C’était en effet, on s’en souvient peut-être, l’ouverture du canal souterrain dans lequel Baraja avait vu la veille s’engager, dans leur canot d’écorce, Main-Rouge et Sang-Mêlé.

Mais le Canadien ignorait cette circonstance, et il réfléchissait, avec la sagacité qu’avait développée chez lui sa longue expérience, au parti qu’il pourrait tirer de cette découverte, si la famine, plutôt que l’ennemi, les forçait à fuir. Tout en y songeant, Bois-Rosé ne perdait pas de l’œil le point de jonction où la chaîne de rochers qui servait de fort aux assiégeants s’unissait aux Montagnes-Brumeuses, dont elle semblait un capricieux prolongement.

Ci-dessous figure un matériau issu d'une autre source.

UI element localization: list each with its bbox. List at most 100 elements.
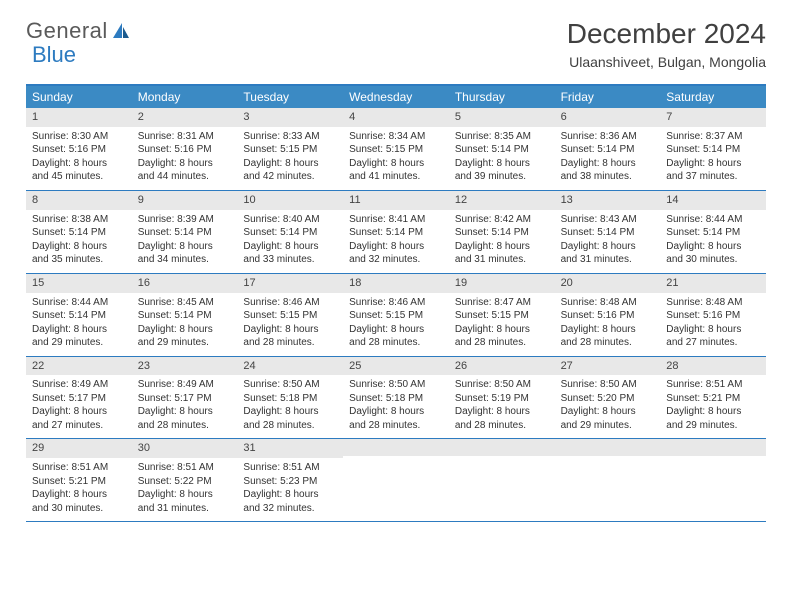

Selon toute apparence, le compagnon de l’Indien que sa carabine venait d’abattre, convaincu de l’inutilité comme du péril du poste élevé qu’il occupait, se replierait sur les autres assaillants. L’étroit sentier joignant les rochers aux montagnes n’était pas tellement abrité qu’il n’y eût un espace suffisant pour viser l’homme qui s’y trouvait engagé.

Bois-Rosé ne s’était pas trompé. Son œil perçant ne tarda pas à distinguer le panache flottant d’un guerrier Indien, qui, tour à tour, s’élevait ou s’abaissait, et disparaissait pour reparaître bientôt.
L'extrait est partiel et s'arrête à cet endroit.